General Brun puts Obama to the test
Israel Hayom | General Brun puts Obama to the test.
Boaz Bismuth
Will Brig. Gen. Itai Brun, the head of the Research Division at IDF Military Intelligence, be the person who ultimately forces Washington to take action in Syria? It’s far from certain, but the world, following Brun’s assessment that the Syrian regime used chemical weapons, has now fixed its gaze toward the Obama administration and how it chooses to respond.
Last August, the administration declared that the use of chemical weapons by the Assad regime would be crossing a red line. U.S. President Barack Obama committed America to action, if and when such a thing would transpire. After Brun’s statements, it took the Americans 48 hours, by way of Secretary of Defense Chuck Hagel, to confirm that Syria had indeed used chemical weapons against opposition forces.
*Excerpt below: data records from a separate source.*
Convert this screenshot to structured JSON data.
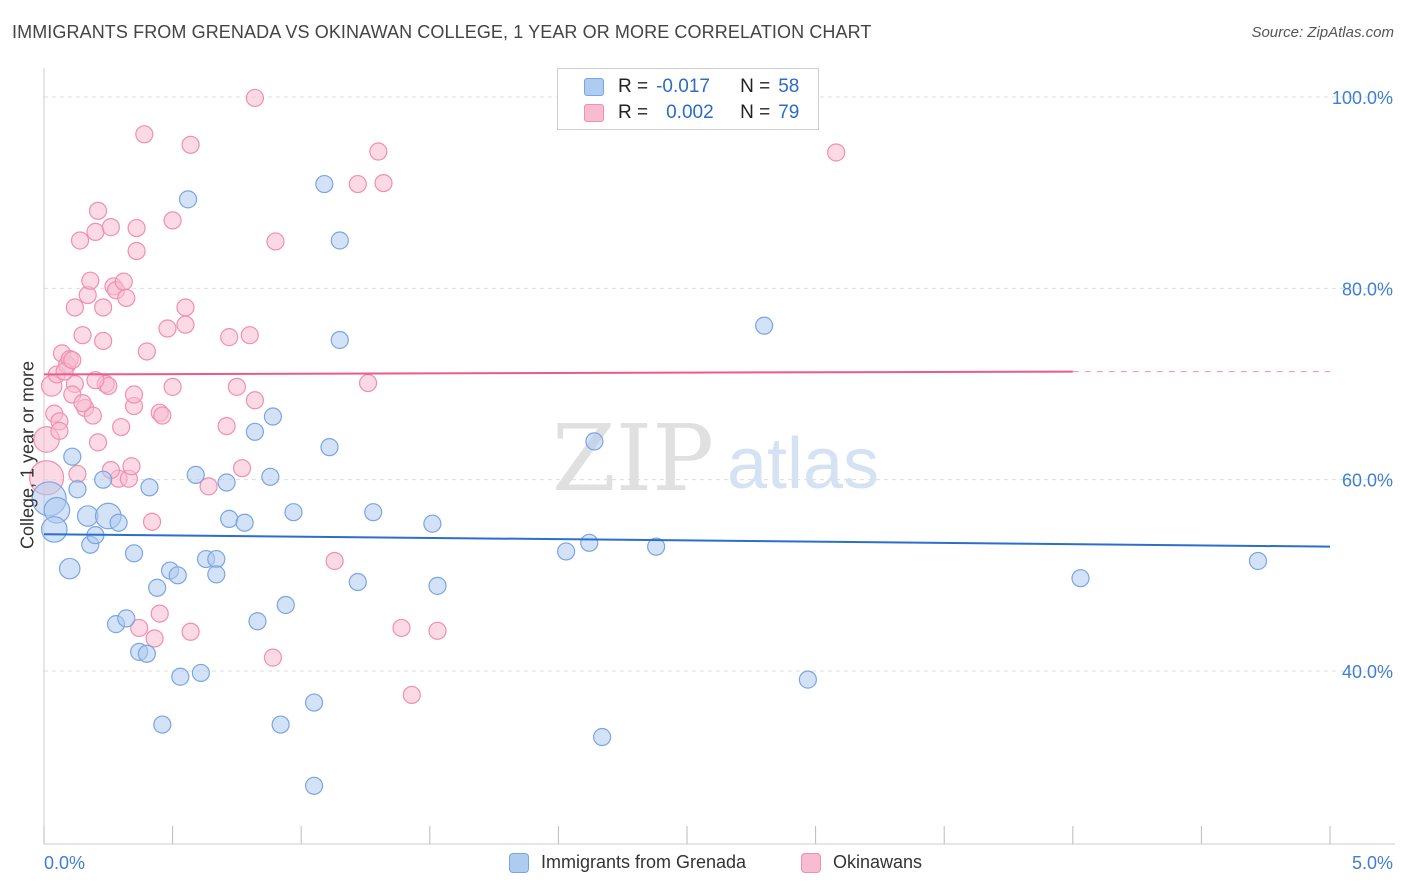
{
  "header": {
    "title": "IMMIGRANTS FROM GRENADA VS OKINAWAN COLLEGE, 1 YEAR OR MORE CORRELATION CHART",
    "source": "Source: ZipAtlas.com"
  },
  "watermark": {
    "zip": "ZIP",
    "atlas": "atlas"
  },
  "legend": {
    "rows": [
      {
        "r_label": "R =",
        "r_value": "-0.017",
        "n_label": "N =",
        "n_value": "58"
      },
      {
        "r_label": "R =",
        "r_value": "0.002",
        "n_label": "N =",
        "n_value": "79"
      }
    ]
  },
  "bottom_legend": {
    "series1": "Immigrants from Grenada",
    "series2": "Okinawans"
  },
  "colors": {
    "blue_fill": "#aecbf0",
    "blue_stroke": "#7aa6df",
    "blue_line": "#2a6fcc",
    "pink_fill": "#f8bcd0",
    "pink_stroke": "#f08fb0",
    "pink_line": "#ec5a8a",
    "axis_text": "#3f7fd0",
    "grid": "#dddddd"
  },
  "chart_data": {
    "type": "scatter",
    "title": "IMMIGRANTS FROM GRENADA VS OKINAWAN COLLEGE, 1 YEAR OR MORE CORRELATION CHART",
    "xlabel": "",
    "ylabel": "College, 1 year or more",
    "xlim": [
      0,
      5
    ],
    "ylim": [
      20,
      100
    ],
    "x_tick_labels": [
      "0.0%",
      "5.0%"
    ],
    "y_tick_labels": [
      "100.0%",
      "80.0%",
      "60.0%",
      "40.0%"
    ],
    "y_ticks": [
      100,
      80,
      60,
      40
    ],
    "series": [
      {
        "name": "Immigrants from Grenada",
        "R": -0.017,
        "N": 58,
        "trend": {
          "x0": 0.0,
          "y0": 54.3,
          "x1": 5.0,
          "y1": 53.0
        },
        "points": [
          {
            "x": 0.02,
            "y": 58.0,
            "s": 2
          },
          {
            "x": 0.05,
            "y": 56.8,
            "s": 1.5
          },
          {
            "x": 0.04,
            "y": 54.8,
            "s": 1.5
          },
          {
            "x": 0.1,
            "y": 50.7,
            "s": 1.2
          },
          {
            "x": 0.11,
            "y": 62.4,
            "s": 1
          },
          {
            "x": 0.13,
            "y": 59.0,
            "s": 1
          },
          {
            "x": 0.17,
            "y": 56.2,
            "s": 1.2
          },
          {
            "x": 0.18,
            "y": 53.2,
            "s": 1
          },
          {
            "x": 0.2,
            "y": 54.2,
            "s": 1
          },
          {
            "x": 0.23,
            "y": 60.0,
            "s": 1
          },
          {
            "x": 0.25,
            "y": 56.2,
            "s": 1.5
          },
          {
            "x": 0.29,
            "y": 55.5,
            "s": 1
          },
          {
            "x": 0.35,
            "y": 52.3,
            "s": 1
          },
          {
            "x": 0.41,
            "y": 59.2,
            "s": 1
          },
          {
            "x": 0.44,
            "y": 48.7,
            "s": 1
          },
          {
            "x": 0.49,
            "y": 50.5,
            "s": 1
          },
          {
            "x": 0.52,
            "y": 50.0,
            "s": 1
          },
          {
            "x": 0.56,
            "y": 89.3,
            "s": 1
          },
          {
            "x": 0.59,
            "y": 60.5,
            "s": 1
          },
          {
            "x": 0.63,
            "y": 51.7,
            "s": 1
          },
          {
            "x": 0.67,
            "y": 51.7,
            "s": 1
          },
          {
            "x": 0.67,
            "y": 50.1,
            "s": 1
          },
          {
            "x": 0.71,
            "y": 59.7,
            "s": 1
          },
          {
            "x": 0.72,
            "y": 55.9,
            "s": 1
          },
          {
            "x": 0.78,
            "y": 55.5,
            "s": 1
          },
          {
            "x": 0.82,
            "y": 65.0,
            "s": 1
          },
          {
            "x": 0.88,
            "y": 60.3,
            "s": 1
          },
          {
            "x": 0.89,
            "y": 66.6,
            "s": 1
          },
          {
            "x": 0.83,
            "y": 45.2,
            "s": 1
          },
          {
            "x": 0.94,
            "y": 46.9,
            "s": 1
          },
          {
            "x": 0.97,
            "y": 56.6,
            "s": 1
          },
          {
            "x": 0.28,
            "y": 44.9,
            "s": 1
          },
          {
            "x": 0.32,
            "y": 45.5,
            "s": 1
          },
          {
            "x": 0.37,
            "y": 42.0,
            "s": 1
          },
          {
            "x": 0.4,
            "y": 41.8,
            "s": 1
          },
          {
            "x": 0.53,
            "y": 39.4,
            "s": 1
          },
          {
            "x": 0.61,
            "y": 39.8,
            "s": 1
          },
          {
            "x": 0.46,
            "y": 34.4,
            "s": 1
          },
          {
            "x": 0.92,
            "y": 34.4,
            "s": 1
          },
          {
            "x": 1.05,
            "y": 36.7,
            "s": 1
          },
          {
            "x": 1.05,
            "y": 28.0,
            "s": 1
          },
          {
            "x": 1.09,
            "y": 90.9,
            "s": 1
          },
          {
            "x": 1.15,
            "y": 74.6,
            "s": 1
          },
          {
            "x": 1.11,
            "y": 63.4,
            "s": 1
          },
          {
            "x": 1.15,
            "y": 85.0,
            "s": 1
          },
          {
            "x": 1.22,
            "y": 49.3,
            "s": 1
          },
          {
            "x": 1.28,
            "y": 56.6,
            "s": 1
          },
          {
            "x": 1.51,
            "y": 55.4,
            "s": 1
          },
          {
            "x": 1.53,
            "y": 48.9,
            "s": 1
          },
          {
            "x": 2.03,
            "y": 52.5,
            "s": 1
          },
          {
            "x": 2.12,
            "y": 53.4,
            "s": 1
          },
          {
            "x": 2.14,
            "y": 64.0,
            "s": 1
          },
          {
            "x": 2.17,
            "y": 33.1,
            "s": 1
          },
          {
            "x": 2.38,
            "y": 53.0,
            "s": 1
          },
          {
            "x": 2.8,
            "y": 76.1,
            "s": 1
          },
          {
            "x": 2.97,
            "y": 39.1,
            "s": 1
          },
          {
            "x": 4.03,
            "y": 49.7,
            "s": 1
          },
          {
            "x": 4.72,
            "y": 51.5,
            "s": 1
          }
        ]
      },
      {
        "name": "Okinawans",
        "R": 0.002,
        "N": 79,
        "trend": {
          "x0": 0.0,
          "y0": 71.0,
          "x1": 4.0,
          "y1": 71.3,
          "dashed_to_x": 5.0
        },
        "points": [
          {
            "x": 0.01,
            "y": 60.2,
            "s": 2
          },
          {
            "x": 0.01,
            "y": 64.2,
            "s": 1.5
          },
          {
            "x": 0.03,
            "y": 69.8,
            "s": 1.2
          },
          {
            "x": 0.04,
            "y": 66.9,
            "s": 1
          },
          {
            "x": 0.06,
            "y": 66.1,
            "s": 1
          },
          {
            "x": 0.05,
            "y": 71.0,
            "s": 1
          },
          {
            "x": 0.07,
            "y": 73.2,
            "s": 1
          },
          {
            "x": 0.09,
            "y": 72.0,
            "s": 1
          },
          {
            "x": 0.1,
            "y": 72.6,
            "s": 1
          },
          {
            "x": 0.12,
            "y": 70.0,
            "s": 1
          },
          {
            "x": 0.11,
            "y": 68.9,
            "s": 1
          },
          {
            "x": 0.12,
            "y": 78.0,
            "s": 1
          },
          {
            "x": 0.14,
            "y": 85.0,
            "s": 1
          },
          {
            "x": 0.15,
            "y": 75.1,
            "s": 1
          },
          {
            "x": 0.16,
            "y": 67.5,
            "s": 1
          },
          {
            "x": 0.17,
            "y": 79.3,
            "s": 1
          },
          {
            "x": 0.18,
            "y": 80.8,
            "s": 1
          },
          {
            "x": 0.19,
            "y": 66.7,
            "s": 1
          },
          {
            "x": 0.2,
            "y": 85.9,
            "s": 1
          },
          {
            "x": 0.21,
            "y": 88.1,
            "s": 1
          },
          {
            "x": 0.21,
            "y": 63.9,
            "s": 1
          },
          {
            "x": 0.23,
            "y": 78.0,
            "s": 1
          },
          {
            "x": 0.23,
            "y": 74.5,
            "s": 1
          },
          {
            "x": 0.24,
            "y": 70.0,
            "s": 1
          },
          {
            "x": 0.25,
            "y": 69.8,
            "s": 1
          },
          {
            "x": 0.26,
            "y": 86.4,
            "s": 1
          },
          {
            "x": 0.27,
            "y": 80.2,
            "s": 1
          },
          {
            "x": 0.28,
            "y": 79.8,
            "s": 1
          },
          {
            "x": 0.29,
            "y": 60.1,
            "s": 1
          },
          {
            "x": 0.3,
            "y": 65.5,
            "s": 1
          },
          {
            "x": 0.31,
            "y": 80.7,
            "s": 1
          },
          {
            "x": 0.32,
            "y": 79.0,
            "s": 1
          },
          {
            "x": 0.33,
            "y": 60.1,
            "s": 1
          },
          {
            "x": 0.34,
            "y": 61.4,
            "s": 1
          },
          {
            "x": 0.35,
            "y": 67.7,
            "s": 1
          },
          {
            "x": 0.35,
            "y": 68.9,
            "s": 1
          },
          {
            "x": 0.36,
            "y": 83.9,
            "s": 1
          },
          {
            "x": 0.36,
            "y": 86.3,
            "s": 1
          },
          {
            "x": 0.37,
            "y": 44.5,
            "s": 1
          },
          {
            "x": 0.39,
            "y": 96.1,
            "s": 1
          },
          {
            "x": 0.4,
            "y": 73.4,
            "s": 1
          },
          {
            "x": 0.42,
            "y": 55.6,
            "s": 1
          },
          {
            "x": 0.43,
            "y": 43.4,
            "s": 1
          },
          {
            "x": 0.45,
            "y": 67.0,
            "s": 1
          },
          {
            "x": 0.46,
            "y": 66.7,
            "s": 1
          },
          {
            "x": 0.45,
            "y": 46.0,
            "s": 1
          },
          {
            "x": 0.48,
            "y": 75.8,
            "s": 1
          },
          {
            "x": 0.5,
            "y": 69.7,
            "s": 1
          },
          {
            "x": 0.5,
            "y": 87.1,
            "s": 1
          },
          {
            "x": 0.55,
            "y": 78.0,
            "s": 1
          },
          {
            "x": 0.55,
            "y": 76.2,
            "s": 1
          },
          {
            "x": 0.57,
            "y": 44.1,
            "s": 1
          },
          {
            "x": 0.57,
            "y": 95.0,
            "s": 1
          },
          {
            "x": 0.64,
            "y": 59.3,
            "s": 1
          },
          {
            "x": 0.71,
            "y": 65.6,
            "s": 1
          },
          {
            "x": 0.72,
            "y": 74.9,
            "s": 1
          },
          {
            "x": 0.75,
            "y": 69.7,
            "s": 1
          },
          {
            "x": 0.77,
            "y": 61.2,
            "s": 1
          },
          {
            "x": 0.8,
            "y": 75.1,
            "s": 1
          },
          {
            "x": 0.82,
            "y": 68.3,
            "s": 1
          },
          {
            "x": 0.82,
            "y": 99.9,
            "s": 1
          },
          {
            "x": 0.89,
            "y": 41.4,
            "s": 1
          },
          {
            "x": 0.9,
            "y": 84.9,
            "s": 1
          },
          {
            "x": 1.13,
            "y": 51.5,
            "s": 1
          },
          {
            "x": 1.22,
            "y": 90.9,
            "s": 1
          },
          {
            "x": 1.26,
            "y": 70.1,
            "s": 1
          },
          {
            "x": 1.3,
            "y": 94.3,
            "s": 1
          },
          {
            "x": 1.32,
            "y": 91.0,
            "s": 1
          },
          {
            "x": 1.39,
            "y": 44.5,
            "s": 1
          },
          {
            "x": 1.43,
            "y": 37.5,
            "s": 1
          },
          {
            "x": 1.53,
            "y": 44.2,
            "s": 1
          },
          {
            "x": 3.08,
            "y": 94.2,
            "s": 1
          },
          {
            "x": 0.13,
            "y": 60.6,
            "s": 1
          },
          {
            "x": 0.06,
            "y": 65.1,
            "s": 1
          },
          {
            "x": 0.15,
            "y": 68.0,
            "s": 1
          },
          {
            "x": 0.08,
            "y": 71.3,
            "s": 1
          },
          {
            "x": 0.26,
            "y": 61.0,
            "s": 1
          },
          {
            "x": 0.11,
            "y": 72.5,
            "s": 1
          },
          {
            "x": 0.2,
            "y": 70.4,
            "s": 1
          }
        ]
      }
    ]
  }
}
Obama suddenly needs to seriously weigh his least favored option: military action in Syria.
Martin Indyk, the former U.S. ambassador to Israel, is not one of Obama’s traditional naysayers; quite the opposite. In an interview in The New York Times on Thursday, Indyk conceded that “The president’s red line appears to have been crossed.”
The Obama administration, according to Indyk, needs to consider how to proceed. Doing nothing would be a message to the region, specifically to the Iranians, though the blow to American deterrence regarding the future use of chemical weapons in Syria would be just as damaged. Brig. Gen. Brun, perhaps without intending to, has put Obama to the test.
The U.S. president doesn’t like war. He wants to be remembered as the person who brought the troops home from Iraq and Afghanistan, not the person who sent them to the front line. Since the beginning of the Arab uprising in the spring of 2011, Obama has been consistent: In Egypt he embraced the Muslim Brotherhood government, in Libya he was dragged along by Britain and France instead of leading the campaign to topple the Gadhafi regime, and in Syria he is currently playing the role of an extra. However, one can understand his caution — Syria is not Egypt, Tunisia, Libya or Yemen. The day after Assad is just as scary as his current regime.
Regardless, the Syrian regime crossed the line a long time ago already. The ongoing massacre of Syrian civilians is intolerable in a world where the horrors taking place there can be seen at any given time via a smartphone. Not to mention the use of chemical weapons, which even Britain and France have already told us where and when they were deployed.
While Hagel did admit Thursday that chemical weapons were used, he added that they were used “on a small scale,” and in Washington officials went even further, saying more conclusive evidence was needed. In the meantime, Iranian, Syrian and even in North Korean officials are closely following the Obama administration’s next step. Washington must realize that ignoring the red line is akin to waving a red flag.